Le Parquet de Rouen se transporte à Heurteauville tandis que la gendarmerie de La Mailleraye a déjà ouvert l'enquête. Son brigadier est un Poilu revenu du front où il s'est battu 19 mois. La version de Savoye est invariable. Ce sont des éclats de grès qui, par ricochets, sont allés blesser la Savalle au dessus de l'œil droit après qu'il ait rabattu la porte. Marie serait donc victime de sa propre violence. Mais comment diable un éclat a-t-il pu rebondir assez fort pour percuter mortellement une cible située à trois mètres de la porte ! Mais Savoye persiste, y compris quand on le confronte avec le cadavre de sa compagne. Des herbages voisins, trois témoins ont tout entendu. Ils répètent aux magistrats ce qu'ils ont déjà dit aux gendarmes. Pendant ce temps, le Dr Sorreau, de Duclair, débute l'autopsie de Marie.
Jean Lacomblez, le juge d'instruction, ordonne l'arrestation de Savoye. On le conduira à Rouen. La nuit portant conseil, Savoye va reconnaître l'incohérence de ses premières déclarations. Oui, c'est bien lui qui a ramassé un éclat de soupière pour le jeter sur Marie qui était à deux ou trois mètres de lui.
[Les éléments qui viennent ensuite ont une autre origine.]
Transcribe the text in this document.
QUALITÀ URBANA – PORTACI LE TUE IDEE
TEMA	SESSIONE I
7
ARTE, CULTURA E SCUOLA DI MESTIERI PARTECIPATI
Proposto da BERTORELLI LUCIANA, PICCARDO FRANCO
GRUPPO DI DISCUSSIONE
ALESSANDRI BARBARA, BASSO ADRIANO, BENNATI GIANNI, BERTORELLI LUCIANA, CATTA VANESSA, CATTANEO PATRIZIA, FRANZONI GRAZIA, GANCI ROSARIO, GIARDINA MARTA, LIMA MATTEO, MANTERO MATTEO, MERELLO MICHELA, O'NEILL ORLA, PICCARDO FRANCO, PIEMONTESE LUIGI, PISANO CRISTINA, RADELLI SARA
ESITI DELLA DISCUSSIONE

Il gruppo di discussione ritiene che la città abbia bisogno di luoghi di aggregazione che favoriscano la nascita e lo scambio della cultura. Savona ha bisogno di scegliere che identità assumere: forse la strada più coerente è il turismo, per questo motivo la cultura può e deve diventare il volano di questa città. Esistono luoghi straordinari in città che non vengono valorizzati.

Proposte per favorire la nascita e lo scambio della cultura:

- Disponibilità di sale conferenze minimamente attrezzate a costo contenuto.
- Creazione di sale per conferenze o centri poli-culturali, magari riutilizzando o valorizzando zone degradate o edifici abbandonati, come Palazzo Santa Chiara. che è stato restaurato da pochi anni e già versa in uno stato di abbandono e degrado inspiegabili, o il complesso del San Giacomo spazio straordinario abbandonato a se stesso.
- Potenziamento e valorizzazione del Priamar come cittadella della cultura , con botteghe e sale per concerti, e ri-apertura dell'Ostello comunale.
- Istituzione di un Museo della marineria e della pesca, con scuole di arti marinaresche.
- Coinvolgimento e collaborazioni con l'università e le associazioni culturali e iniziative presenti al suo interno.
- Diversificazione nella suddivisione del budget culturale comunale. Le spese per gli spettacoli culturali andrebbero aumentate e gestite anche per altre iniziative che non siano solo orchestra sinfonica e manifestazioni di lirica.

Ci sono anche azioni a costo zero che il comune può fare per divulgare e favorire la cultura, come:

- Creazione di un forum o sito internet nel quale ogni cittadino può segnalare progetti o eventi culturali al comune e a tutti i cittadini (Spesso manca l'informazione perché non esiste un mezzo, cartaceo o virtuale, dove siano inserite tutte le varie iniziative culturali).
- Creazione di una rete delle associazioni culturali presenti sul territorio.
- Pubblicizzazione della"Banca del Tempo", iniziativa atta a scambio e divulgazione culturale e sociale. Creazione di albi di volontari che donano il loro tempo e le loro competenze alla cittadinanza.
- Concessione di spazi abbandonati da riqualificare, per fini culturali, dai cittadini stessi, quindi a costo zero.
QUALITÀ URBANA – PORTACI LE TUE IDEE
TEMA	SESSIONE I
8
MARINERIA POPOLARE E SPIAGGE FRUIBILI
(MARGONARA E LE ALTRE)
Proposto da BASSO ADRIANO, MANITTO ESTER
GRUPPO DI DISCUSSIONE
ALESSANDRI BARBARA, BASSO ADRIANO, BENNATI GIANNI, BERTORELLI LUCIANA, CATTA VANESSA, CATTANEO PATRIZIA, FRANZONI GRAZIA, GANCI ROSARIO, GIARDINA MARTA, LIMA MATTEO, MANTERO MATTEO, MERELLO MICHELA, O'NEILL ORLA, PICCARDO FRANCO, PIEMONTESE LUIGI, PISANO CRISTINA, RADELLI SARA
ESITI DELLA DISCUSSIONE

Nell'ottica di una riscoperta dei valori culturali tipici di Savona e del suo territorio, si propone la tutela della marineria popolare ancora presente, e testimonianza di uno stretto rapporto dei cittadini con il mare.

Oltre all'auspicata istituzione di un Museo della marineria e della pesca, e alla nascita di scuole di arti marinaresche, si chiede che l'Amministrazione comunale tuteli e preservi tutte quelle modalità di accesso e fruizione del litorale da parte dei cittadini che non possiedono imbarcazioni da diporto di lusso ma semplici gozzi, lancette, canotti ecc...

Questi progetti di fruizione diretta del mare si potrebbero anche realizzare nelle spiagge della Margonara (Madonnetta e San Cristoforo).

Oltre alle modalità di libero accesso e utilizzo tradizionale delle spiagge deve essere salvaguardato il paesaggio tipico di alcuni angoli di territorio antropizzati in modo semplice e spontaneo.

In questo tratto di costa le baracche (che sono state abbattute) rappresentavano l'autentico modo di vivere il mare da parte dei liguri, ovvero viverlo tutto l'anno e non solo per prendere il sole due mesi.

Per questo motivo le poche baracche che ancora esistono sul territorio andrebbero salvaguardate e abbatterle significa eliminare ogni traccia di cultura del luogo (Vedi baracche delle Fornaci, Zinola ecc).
Ou dit Savoie plusieurs fois condamné pour coups, recel de vol, ivresse en récidive. Plusieurs fois, il a été mêlé à des rixes. Celle de Bliquetuit, rappelle-t-on, avait failli lui coûter la vie.

Le 2 septembre 1916, Savoye est conduit à la maison d'arrêt par le gendarme Legendre, de Rouen. Le 18 octobre, il est condamné en correctionnelle à une peine de trois mois d'emprisonnement pour coups et blessures. Trois mois !... Le 2 décembre, il était libre. Savoye se retira à La Mailleraye et mourut dix ans après les faits à l'hospice de Caudebec.

SOURCE

Registre d'écrou, fiche matricule, articles numérisé par Jean-Yves Marchand.
Journal de Rouen, Le Petit Parisien consultés par Laurent Quevilly
Savoye ne figure pas sur la liste électorale d'Heurteauville en 1913.